Hé ? Elle n'a pas aimé ?
Mais Ruti fit le tour derrière moi, m'enlaça par le cou et se colla contre mon dos.
« Comme ça c'est mieux… ça va ? »
« Ouais, ça me va n'importe quand. »
« Oui. »
Ses bras se resserrèrent fort. Je sentis la chaleur de son petit corps dans mon dos.
« Grand frère. »
« Quoi ? »
Quand je tournai la tête pour me retourner, son visage était là, tout naturellement.
« Merci. »
Ruti m'offrit ce « sourire radieux » que moi seul sais voir.
C'était un sourire assez mignon pour faire tomber amoureuse n'importe qui capable de le comprendre.
Le mec qui épousera Ruti sera un veinard. Je suis déjà jaloux rien qu'à l'idée.

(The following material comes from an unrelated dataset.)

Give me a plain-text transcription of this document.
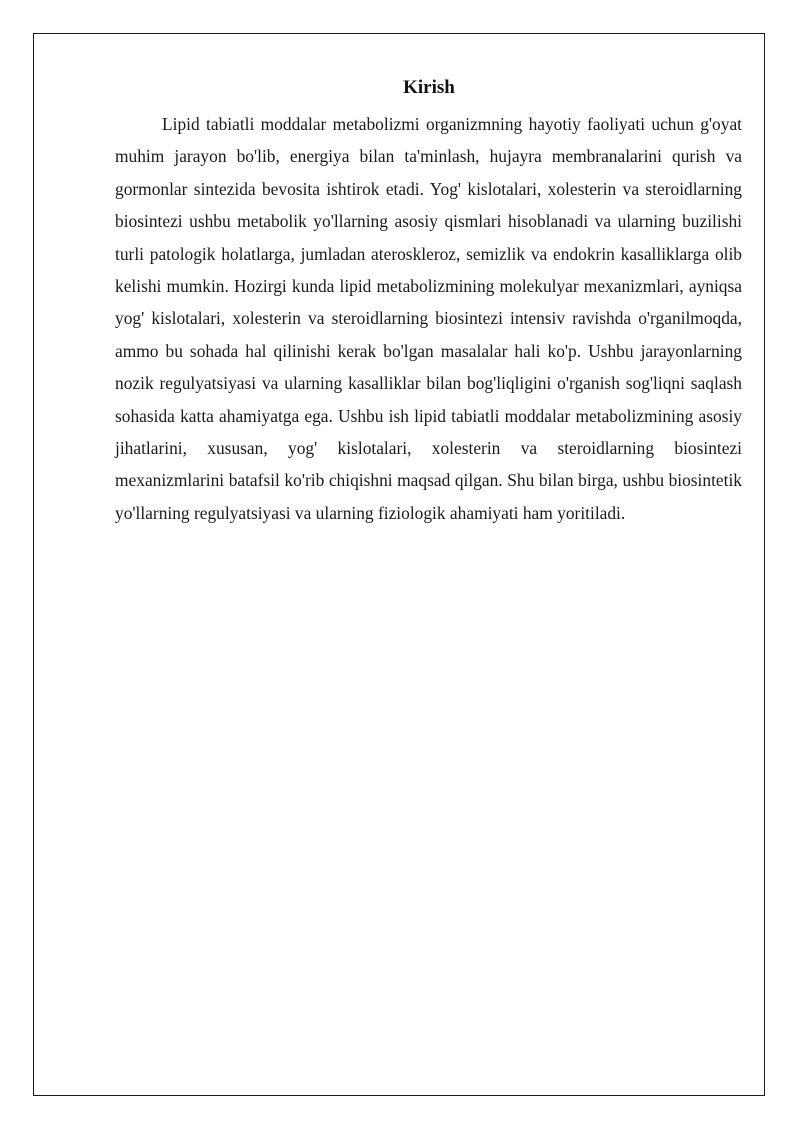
Kirish

Lipid tabiatli moddalar metabolizmi organizmning hayotiy faoliyati uchun g'oyat muhim jarayon bo'lib, energiya bilan ta'minlash, hujayra membranalarini qurish va gormonlar sintezida bevosita ishtirok etadi. Yog' kislotalari, xolesterin va steroidlarning biosintezi ushbu metabolik yo'llarning asosiy qismlari hisoblanadi va ularning buzilishi turli patologik holatlarga, jumladan ateroskleroz, semizlik va endokrin kasalliklarga olib kelishi mumkin. Hozirgi kunda lipid metabolizmining molekulyar mexanizmlari, ayniqsa yog' kislotalari, xolesterin va steroidlarning biosintezi intensiv ravishda o'rganilmoqda, ammo bu sohada hal qilinishi kerak bo'lgan masalalar hali ko'p. Ushbu jarayonlarning nozik regulyatsiyasi va ularning kasalliklar bilan bog'liqligini o'rganish sog'liqni saqlash sohasida katta ahamiyatga ega. Ushbu ish lipid tabiatli moddalar metabolizmining asosiy jihatlarini, xususan, yog' kislotalari, xolesterin va steroidlarning biosintezi mexanizmlarini batafsil ko'rib chiqishni maqsad qilgan. Shu bilan birga, ushbu biosintetik yo'llarning regulyatsiyasi va ularning fiziologik ahamiyati ham yoritiladi.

« Grand frère… tu resteras toujours avec moi ? »
« … Désolé, mais c'est pas possible. »
« Ah. »
Une fois la tempête passée, je dois partir pour la ville d'Andal, où m'attend le chevalier qui m'a recruté pour devenir chevalier à mon tour.

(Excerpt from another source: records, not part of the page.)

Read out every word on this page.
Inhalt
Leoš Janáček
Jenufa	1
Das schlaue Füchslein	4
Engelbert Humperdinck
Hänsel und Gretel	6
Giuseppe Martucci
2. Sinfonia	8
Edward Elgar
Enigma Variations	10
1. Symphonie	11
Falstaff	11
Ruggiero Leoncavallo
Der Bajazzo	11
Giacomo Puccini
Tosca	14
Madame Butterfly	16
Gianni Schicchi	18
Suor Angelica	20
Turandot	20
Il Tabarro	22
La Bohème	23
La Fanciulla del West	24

Je le savais. Les monstres autour de ce village ne me permettent pas de faire progresser ma bénédiction correctement. Depuis mes six ans, je chasse sérieusement, mais mon niveau n'est passé que de 31 à 33. Un ours-hibou ne fait pas le poids.
Pour le jour où je partirai en voyage avec Ruti, je dois devenir plus fort.
Je ne sais pas jusqu'où nous pourrons combattre ensemble… mais je dois être capable de me battre, même contre un démon de haut rang, pour que Ruti puisse avancer entourée de nombreux compagnons.
« Mais si Ruti a un "truc qu'elle a pas envie de faire", appelle-moi. Je le ferai à ta place. »
« Je sais. »
« Ah bon. »
« Tu me l'as dit plein de fois. »
« Ça m'embêterait que tu l'oublies. »
L'oreille de Ruti collée dans mon dos, elle cessa de bouger.
« Si j'ai du repos, je rentrerai. Tu veux quoi comme cadeau ? »
« Du lait au miel. »
Dans mon dos, Ruti murmura ça.
***
Le voyage vers le Roi Démon et la slow life à la frontière, à Zoltan.
Les chemins des deux ne semblaient plus devoir jamais se croiser. Et pourtant…
***
« Vous cherchez Gideon ? »
Le jeune homme aux cheveux noirs et à la peau mate posa la question à Danan.
À la base, Danan n'était pas doué pour la poursuite. N'ayant trouvé aucune piste, il était au bout du rouleau et buvait dans une taverne de la ville où il avait quitté Gideon. Aucune information sur ce dernier.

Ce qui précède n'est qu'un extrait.